Have you decided to space out your work and hence are deliberately doing fewer films?
I have had one hell of a career in films so far, having tried both the mega budget studio backed blockbusters to the kind of films that appealed to me, irrespective of how much business they brought in. I have worked with some great filmmakers irrespective of the length of my role. I am greedy nevertheless but not so much about having the spotlight on me forever. Today, I feel I am in a safe place. I can take risks without feeling insecure about my career by only doing films that interest me. Because we're actors, we want to tell stories, we want to tell personal stories. And not just something you can plug any one of us in and basically get the same thing. Get into something that's really personal that means something to you, where you have something to say and is something really individualised. There was a time when I did things I was told would be good for me. And they weren't, because it left me empty, so I didn't do a good job anyways. I think that's what's key to what we do: It's got to be personal.
We are getting to read about how you wouldn't mind acting or even shaking a leg in Bollywood. Any concrete plans to get there?

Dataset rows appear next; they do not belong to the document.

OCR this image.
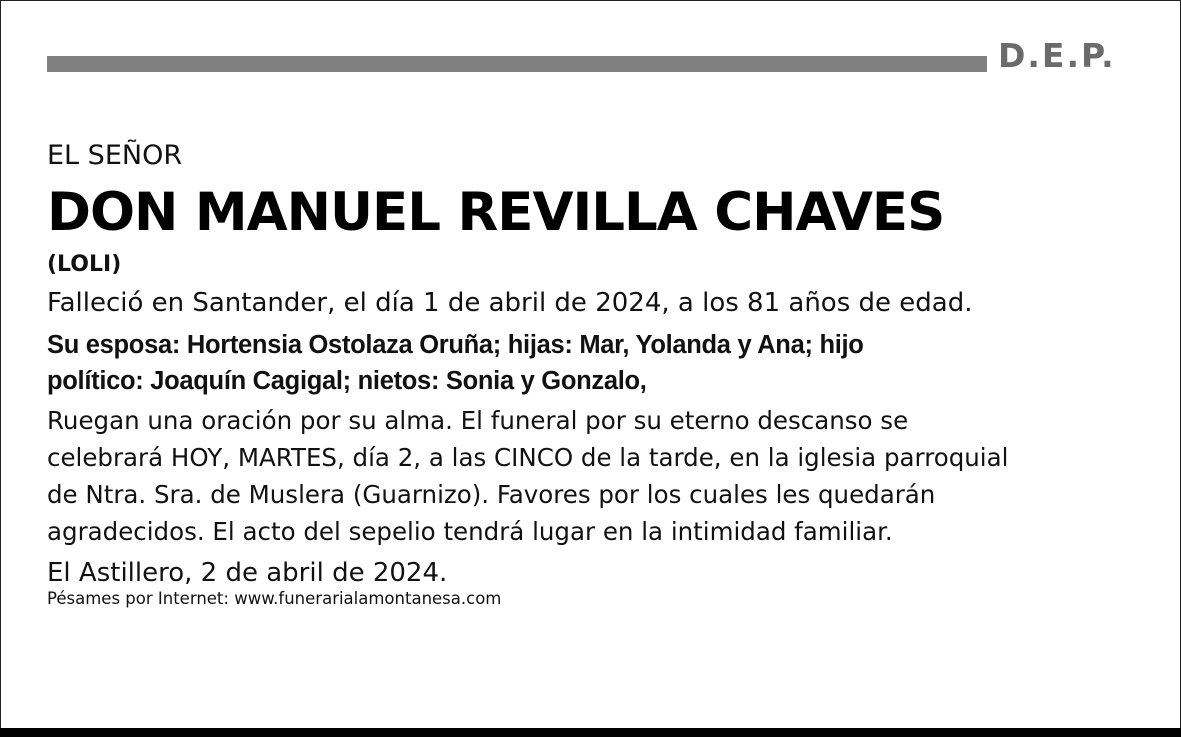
D.E.P.
EL SEÑOR
DON MANUEL REVILLA CHAVES
(LOLI)
Falleció en Santander, el día 1 de abril de 2024, a los 81 años de edad.
Su esposa: Hortensia Ostolaza Oruña; hijas: Mar, Yolanda y Ana; hijo
político: Joaquín Cagigal; nietos: Sonia y Gonzalo,
Ruegan una oración por su alma. El funeral por su eterno descanso se
celebrará HOY, MARTES, día 2, a las CINCO de la tarde, en la iglesia parroquial
de Ntra. Sra. de Muslera (Guarnizo). Favores por los cuales les quedarán
agradecidos. El acto del sepelio tendrá lugar en la intimidad familiar.
El Astillero, 2 de abril de 2024.
Pésames por Internet: www.funerarialamontanesa.com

Indian cinema seems to be growing very well. I would love to work in a Bollywood film as there is so much drama and colour in the films there. The filmmaking I hear has evolved a lot in India and of late we have witnessed some good films making a presence at the Oscars and the world stage. That tells you a lot about the quality of the actors and the films. You never know when I might decide to work in a Bollywood film and do one of those dance numbers with the whole crew in the backdrop!